Leïla et Jean-Claude travaillent tous les deux dans les écoles. Enfin, travaillaient. Ils sont deux des précaires de l'éducation nationale. Hier, en contrat CUI, aujourd'hui au RSA, et entre temps, dans la fierté d'être utile à la nation et aux élèves.
Leïla est le personnage d'une mini bande dessinée de JAC. Un personnage si réel, que les enseignants connaissent chacun un bon nombre de Leïla.
Jean-Claude est la personne qui travaillait avec moi à l'école. Il était aide administrative. C'est un peu un secrétaire. Il va répondre au téléphone, prendre des rendez-vous. Ventiler les informations auprès des enseignants, gérer la liste des élèves inscrits à l'étude, faire des photocopies, découper du matériel, participer aux fêtes d'écoles, renseigner les parents d'élèves sur les choses courantes de la vie de l'école...
Quand il est arrivé dans l'école, je l'ai donc « formé », plutôt converti, aux us et coutumes de l'Éducation nationale. J'ai créé une fiche de poste. Rien de tout cela n'existe. Sans-emploi depuis plusieurs années, ce poste, en contrat CUI, lui a été proposé il y a quelques années. Le but n'était nullement d'aider les écoles, mais de faire baisser les chiffres du chômage. Je me souviens de Villepin qui annonçait une baisse du chômage d'exactement le nombre de contrats qui venaient d’être signés.
Sauf que Jean-Claude a pris toute sa place dans l'école. Il est reconnu par les parents d'élèves et apprécié par les enfants. Au fur et à mesure qu'il parvient à être plus à l'aise dans l'école et dans ces tâches, je peux de mieux en mieux me consacrer aux élèves du point de vue d'un directeur. Projets pédagogiques, coordination du travail d'équipe, omniprésence auprès des enfants, notamment des plus remuants. Punir, certes, mais aussi parler, réfléchir aux sanctions, aux réparations, aux moyens de renouer le dialogue entre enfants. Tout un tas de choses qui demandent du temps. Pour l'élaboration de projets ambitieux, n'en parlons pas du temps. Tout cela devient possible, parce que Jean Claude est là. Son contrat a été plusieurs fois renouvelé. Mais le dernier prenait fin en avril. Il espérait un « nouveau » renouvellement auquel il avait droit. À plus de 60 ans, il attend d'avoir 65 ans pour avoir toutes ses annuités. Il a appris, parce qu'il a cherché l'information, le soir des vacances de printemps, qu'il ne pourrait pas retourner à l'école le 5 mai. Il y a là comme une forme de mépris. L'année n'est pas terminée, les personnes sont laissées dans l'attente et au dernier moment, on leur annonce que c'est fini. C'est un mépris pour l'école qui s'était organisée avec le secrétaire dans l'équipe et c'est aussi et surtout un mépris pour Jean-Claude, pour ce qu’il a su faire durant ces années.

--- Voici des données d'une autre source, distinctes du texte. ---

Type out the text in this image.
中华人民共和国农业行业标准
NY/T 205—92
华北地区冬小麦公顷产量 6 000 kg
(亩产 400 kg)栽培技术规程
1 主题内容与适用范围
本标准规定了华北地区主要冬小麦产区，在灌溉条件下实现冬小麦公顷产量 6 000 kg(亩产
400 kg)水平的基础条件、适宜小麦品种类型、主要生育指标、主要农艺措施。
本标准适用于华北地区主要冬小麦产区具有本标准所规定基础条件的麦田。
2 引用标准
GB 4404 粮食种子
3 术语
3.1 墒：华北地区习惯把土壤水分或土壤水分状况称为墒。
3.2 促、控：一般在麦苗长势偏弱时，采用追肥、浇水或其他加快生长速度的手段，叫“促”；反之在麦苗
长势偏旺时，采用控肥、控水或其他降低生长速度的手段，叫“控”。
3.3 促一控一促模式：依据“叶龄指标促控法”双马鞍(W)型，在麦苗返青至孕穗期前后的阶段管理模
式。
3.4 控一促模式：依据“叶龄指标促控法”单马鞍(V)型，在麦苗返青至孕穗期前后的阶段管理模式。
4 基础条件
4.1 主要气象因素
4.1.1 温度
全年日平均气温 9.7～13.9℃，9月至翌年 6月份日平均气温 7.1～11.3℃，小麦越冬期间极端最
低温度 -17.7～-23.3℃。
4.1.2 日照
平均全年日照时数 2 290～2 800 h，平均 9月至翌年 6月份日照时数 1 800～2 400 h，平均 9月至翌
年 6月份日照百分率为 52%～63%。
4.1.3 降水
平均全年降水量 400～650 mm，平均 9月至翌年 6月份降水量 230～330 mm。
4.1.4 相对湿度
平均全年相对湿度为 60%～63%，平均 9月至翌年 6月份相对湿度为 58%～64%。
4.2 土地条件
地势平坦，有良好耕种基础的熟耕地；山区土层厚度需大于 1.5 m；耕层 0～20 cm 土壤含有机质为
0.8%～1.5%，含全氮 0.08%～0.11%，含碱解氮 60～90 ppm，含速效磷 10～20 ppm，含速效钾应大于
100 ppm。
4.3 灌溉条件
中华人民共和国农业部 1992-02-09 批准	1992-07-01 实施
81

Les conditions d'emploi ne sont pas idéales. 20 h au SMIC. Il ne manque pas de travail pourtant avec toutes les nouvelles demandes de ces dernières années faites aux directrices et directeurs. C'est pour cela que j'ai toujours défendu l'idée que la question des rythmes scolaires devait permettre à ces personnels de pouvoir cumuler les employeurs sur un même établissement (l'État durant 27 h et 8 h la collectivité territoriale). Replacer le directeur sur du pédagogique, c'est aussi un levier pour une transformation de l'école. Ces personnes sont donc devenues indispensables. Surtout quand elles sont compétentes comme Jean-Claude.
Je souhaite et demande à mon institution (c'est chose faite) que son contrat soit renouvelé sur mon école. Lui seul ? Tous ceux qui ont su trouver leur place dans les écoles doivent pouvoir la retrouver. Ils sont nombreux en ce mois de mai à s'être retrouvés à la porte des écoles.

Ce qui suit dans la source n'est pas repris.